DELMAR—When Delmar resident Pam Skripak walked into a pop-up art exhibit in Tupper Lake with her mother last year, she didn’t expect to encounter the expansive, textured and colorful abstract paintings of Michael Nighswonger, the artist currently showing his work at 343 Delaware Ave. in Delmar.
“It was Tupper Lake,” she said, standing amid paintings on the ground floor of the space at the former TD Bank. “We were expecting tame landscape paintings. But nothing like this. I just loved it.”
Skripak asked Nighswonger what he was doing hidden away in the Adirondacks. According to the artist, he had moved to Tupper Lake to escape a career that was beginning to feel inauthentic.
From Hollywood, Nighswonger began his artistic career as an independent filmmaker in the early days of reality television. He and a partner undertook to drive across the country to get footage for a reality series depicting the lives and struggles of real Americans, push-back against a nascent genre he saw becoming riddled with the sensationalism of man’s worst impulses. Unfortunately, a falling out with his partner forced him to rethink his path when he found himself stranded on the east coast with no money or footage just before the turn of the century.
Stuck in Fayetteville, NC, near Fort Bragg, Nighswonger was initially unwilling to give up his vision. It was at a party, while he was talking about the series he wanted to get back to L.A. to make, that a friend asked if he had ever tried painting. Nighswonger said no and, two days later, the same friend showed up with a box of Rembrandt chalks.

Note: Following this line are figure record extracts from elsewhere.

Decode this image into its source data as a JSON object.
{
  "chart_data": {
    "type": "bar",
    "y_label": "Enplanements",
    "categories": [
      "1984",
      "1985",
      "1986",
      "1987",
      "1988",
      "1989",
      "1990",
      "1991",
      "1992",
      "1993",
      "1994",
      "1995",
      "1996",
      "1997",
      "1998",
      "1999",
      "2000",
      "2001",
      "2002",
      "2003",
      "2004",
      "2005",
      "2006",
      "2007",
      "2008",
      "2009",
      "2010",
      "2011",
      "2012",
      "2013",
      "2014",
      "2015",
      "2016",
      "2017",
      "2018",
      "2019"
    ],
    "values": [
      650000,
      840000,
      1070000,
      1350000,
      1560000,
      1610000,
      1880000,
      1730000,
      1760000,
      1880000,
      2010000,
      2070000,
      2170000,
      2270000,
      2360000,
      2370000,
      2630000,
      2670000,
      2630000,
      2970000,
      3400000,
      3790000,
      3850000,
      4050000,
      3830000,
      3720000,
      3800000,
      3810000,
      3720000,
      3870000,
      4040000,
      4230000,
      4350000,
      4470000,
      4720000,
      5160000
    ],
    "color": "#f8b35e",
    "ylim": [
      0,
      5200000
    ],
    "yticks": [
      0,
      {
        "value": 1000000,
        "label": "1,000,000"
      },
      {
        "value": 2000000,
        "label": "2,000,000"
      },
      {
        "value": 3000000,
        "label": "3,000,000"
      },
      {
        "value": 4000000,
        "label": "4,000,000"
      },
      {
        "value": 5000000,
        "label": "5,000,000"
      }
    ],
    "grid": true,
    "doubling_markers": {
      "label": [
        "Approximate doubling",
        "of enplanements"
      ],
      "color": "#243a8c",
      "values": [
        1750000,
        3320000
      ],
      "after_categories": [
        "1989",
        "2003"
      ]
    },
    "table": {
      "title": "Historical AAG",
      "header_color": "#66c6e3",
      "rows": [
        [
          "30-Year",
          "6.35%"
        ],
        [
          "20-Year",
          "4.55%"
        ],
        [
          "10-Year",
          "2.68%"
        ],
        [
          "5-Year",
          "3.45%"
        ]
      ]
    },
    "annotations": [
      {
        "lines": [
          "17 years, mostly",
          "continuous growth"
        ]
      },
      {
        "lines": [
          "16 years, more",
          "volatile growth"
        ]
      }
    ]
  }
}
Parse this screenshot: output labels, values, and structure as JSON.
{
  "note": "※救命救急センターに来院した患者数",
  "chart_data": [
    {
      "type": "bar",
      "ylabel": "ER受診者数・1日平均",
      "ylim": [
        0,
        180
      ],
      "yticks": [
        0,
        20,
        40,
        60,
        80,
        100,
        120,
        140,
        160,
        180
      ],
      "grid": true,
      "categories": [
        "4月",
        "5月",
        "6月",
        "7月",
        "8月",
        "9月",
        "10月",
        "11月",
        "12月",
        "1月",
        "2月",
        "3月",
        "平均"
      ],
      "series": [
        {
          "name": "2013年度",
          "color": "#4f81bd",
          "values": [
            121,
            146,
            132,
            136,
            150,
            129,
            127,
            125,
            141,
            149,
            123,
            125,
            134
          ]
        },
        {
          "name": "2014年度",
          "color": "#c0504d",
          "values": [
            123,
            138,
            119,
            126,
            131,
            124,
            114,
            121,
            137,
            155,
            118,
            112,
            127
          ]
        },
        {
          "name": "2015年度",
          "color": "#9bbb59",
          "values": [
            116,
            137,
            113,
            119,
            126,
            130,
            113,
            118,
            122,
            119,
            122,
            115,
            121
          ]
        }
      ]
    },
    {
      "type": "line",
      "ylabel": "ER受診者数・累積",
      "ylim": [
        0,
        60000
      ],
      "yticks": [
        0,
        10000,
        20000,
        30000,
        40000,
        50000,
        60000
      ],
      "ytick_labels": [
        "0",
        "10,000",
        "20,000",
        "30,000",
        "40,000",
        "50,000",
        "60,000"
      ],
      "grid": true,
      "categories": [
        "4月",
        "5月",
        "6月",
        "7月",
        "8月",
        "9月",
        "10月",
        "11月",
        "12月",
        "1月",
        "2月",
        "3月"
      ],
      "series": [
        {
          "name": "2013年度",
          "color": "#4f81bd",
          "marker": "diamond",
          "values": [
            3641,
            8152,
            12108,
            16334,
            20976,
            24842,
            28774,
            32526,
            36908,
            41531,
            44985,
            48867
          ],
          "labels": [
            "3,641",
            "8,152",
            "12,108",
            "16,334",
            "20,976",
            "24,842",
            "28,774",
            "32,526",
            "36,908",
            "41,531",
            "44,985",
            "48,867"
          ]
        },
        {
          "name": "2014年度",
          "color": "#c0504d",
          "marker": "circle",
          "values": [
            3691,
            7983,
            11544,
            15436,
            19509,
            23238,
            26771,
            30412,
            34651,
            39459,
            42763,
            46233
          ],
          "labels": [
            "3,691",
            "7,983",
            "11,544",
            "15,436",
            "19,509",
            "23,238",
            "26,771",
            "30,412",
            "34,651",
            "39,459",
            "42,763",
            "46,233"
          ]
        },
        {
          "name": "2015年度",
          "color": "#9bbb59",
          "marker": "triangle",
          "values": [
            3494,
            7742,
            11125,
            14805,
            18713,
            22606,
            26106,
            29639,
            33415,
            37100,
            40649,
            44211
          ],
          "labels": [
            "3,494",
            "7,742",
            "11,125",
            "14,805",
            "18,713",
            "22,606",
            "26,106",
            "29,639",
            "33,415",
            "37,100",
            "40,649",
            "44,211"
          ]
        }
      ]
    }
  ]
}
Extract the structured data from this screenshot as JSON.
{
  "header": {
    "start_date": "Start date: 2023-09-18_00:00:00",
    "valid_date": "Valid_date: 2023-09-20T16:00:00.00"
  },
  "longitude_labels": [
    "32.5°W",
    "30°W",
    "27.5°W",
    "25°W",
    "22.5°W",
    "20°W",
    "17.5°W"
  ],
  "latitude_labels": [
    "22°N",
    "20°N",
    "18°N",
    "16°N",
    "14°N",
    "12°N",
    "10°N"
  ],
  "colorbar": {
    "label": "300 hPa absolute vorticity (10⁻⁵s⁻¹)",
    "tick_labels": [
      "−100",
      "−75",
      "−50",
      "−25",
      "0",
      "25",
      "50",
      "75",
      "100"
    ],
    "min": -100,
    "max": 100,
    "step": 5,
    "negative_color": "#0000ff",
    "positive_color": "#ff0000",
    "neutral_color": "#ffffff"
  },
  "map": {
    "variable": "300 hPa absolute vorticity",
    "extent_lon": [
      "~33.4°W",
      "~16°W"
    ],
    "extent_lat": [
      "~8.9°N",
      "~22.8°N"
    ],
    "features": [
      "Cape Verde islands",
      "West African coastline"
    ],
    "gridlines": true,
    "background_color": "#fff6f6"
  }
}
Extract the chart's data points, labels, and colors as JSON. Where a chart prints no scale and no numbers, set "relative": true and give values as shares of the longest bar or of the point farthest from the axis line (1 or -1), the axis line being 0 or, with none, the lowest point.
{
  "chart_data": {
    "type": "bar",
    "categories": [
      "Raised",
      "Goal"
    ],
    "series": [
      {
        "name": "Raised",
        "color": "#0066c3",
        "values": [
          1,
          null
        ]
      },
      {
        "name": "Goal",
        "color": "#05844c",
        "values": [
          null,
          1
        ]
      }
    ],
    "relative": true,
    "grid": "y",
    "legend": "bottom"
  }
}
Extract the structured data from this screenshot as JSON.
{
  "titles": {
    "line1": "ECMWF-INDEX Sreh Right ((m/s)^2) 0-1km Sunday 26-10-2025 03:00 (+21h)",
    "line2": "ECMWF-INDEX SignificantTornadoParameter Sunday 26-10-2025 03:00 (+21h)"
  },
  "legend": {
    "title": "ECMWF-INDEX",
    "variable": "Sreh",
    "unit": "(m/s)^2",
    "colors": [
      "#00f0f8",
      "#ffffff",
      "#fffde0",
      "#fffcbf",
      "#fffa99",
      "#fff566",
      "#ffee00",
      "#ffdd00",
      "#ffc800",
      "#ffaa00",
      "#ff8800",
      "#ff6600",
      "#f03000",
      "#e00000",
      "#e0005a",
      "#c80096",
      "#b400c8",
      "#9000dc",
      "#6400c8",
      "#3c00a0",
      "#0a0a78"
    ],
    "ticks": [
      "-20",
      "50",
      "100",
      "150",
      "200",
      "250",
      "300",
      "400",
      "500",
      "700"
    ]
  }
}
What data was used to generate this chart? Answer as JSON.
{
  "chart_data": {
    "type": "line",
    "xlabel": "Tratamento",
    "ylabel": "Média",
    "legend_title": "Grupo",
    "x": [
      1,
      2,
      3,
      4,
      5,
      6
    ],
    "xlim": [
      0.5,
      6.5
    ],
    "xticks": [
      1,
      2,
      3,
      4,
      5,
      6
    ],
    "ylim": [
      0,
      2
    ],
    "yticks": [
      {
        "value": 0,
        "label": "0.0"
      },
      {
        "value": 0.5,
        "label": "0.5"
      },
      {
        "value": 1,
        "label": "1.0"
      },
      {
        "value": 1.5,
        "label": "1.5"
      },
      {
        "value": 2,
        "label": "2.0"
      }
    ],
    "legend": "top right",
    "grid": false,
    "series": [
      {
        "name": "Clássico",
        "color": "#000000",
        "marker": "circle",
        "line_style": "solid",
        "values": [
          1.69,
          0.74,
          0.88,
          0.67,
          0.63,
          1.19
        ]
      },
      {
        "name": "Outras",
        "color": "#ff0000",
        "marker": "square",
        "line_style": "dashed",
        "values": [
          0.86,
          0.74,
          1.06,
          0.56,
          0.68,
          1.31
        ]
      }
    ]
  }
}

“He saw something,” Nighswonger said. “He told me two things: ‘Look at something the way you see it, and then take that box of chalks and pick a color that speaks to you. And I knew what that meant.” A few days later, while listening to Vivaldi, he said, he was moved by a bottle of wine and the color cobalt blue. “It was like, ‘Hello!’ For the next few weeks, I drew everything I could get my hands on.”
After attending a rave in the area, where he drew on the walls of the venue, Nighswonger began to do live art at electronic music events and, eventually, was making art on stage during live band performances. “It got wild,” he said. “But something just wasn’t right. And I wanted to pay attention to that because I was really just beginning to trust the process.”
He abruptly left the scene one night after seeing his face on a poster made it all too real. “I called my buddy in Tupper and said I gotta get out of here. I knew I had something here, but I had to learn what the hell I was doing.”
After three years, Nighswonger moved back to North Carolina to pursue his craft and met with some commercial success. Then, after two large commissions were abruptly rescinded, he returned to the Adirondacks determined to do things his way. He got a job, built a studio and began to create.
And that’s where Skripak found him. Wanting to help him promote his work, she invited him to come down to the Capital District, where she has helped him find spaces to show his art. She said that when she saw the For Rent sign on the old TD Bank, she knew it would be perfect.
The show, which is free and open to the public, will run through Sunday, March 25, 10 a.m. to 8 p.m. While Nighswonger will be on hand to talk with visitors every day, special artist talks are scheduled to take place at 2 p.m. on Monday, March 19, and at 7 p.m. on Wednesday, March 21. Children’s art activities, such as a color scavenger hunt, have been planned as well, according to Skripak.
“My relationship with the piece really begins with stretching the canvas,” Nighswonger said of his process. “Because then I’ve created space and now it’s real, now it’s in the world. After that, it’s really more of a surrender. And a commitment.”
The artist generally doesn’t know what he’s setting out to do when he’s setting out to do it. “You just know when it feels right,” he said, comparing painting to being in a relationship. “It’s really a very passionate relationship. At times it’s beautiful and at other times you fight. But that’s also where you make it real.”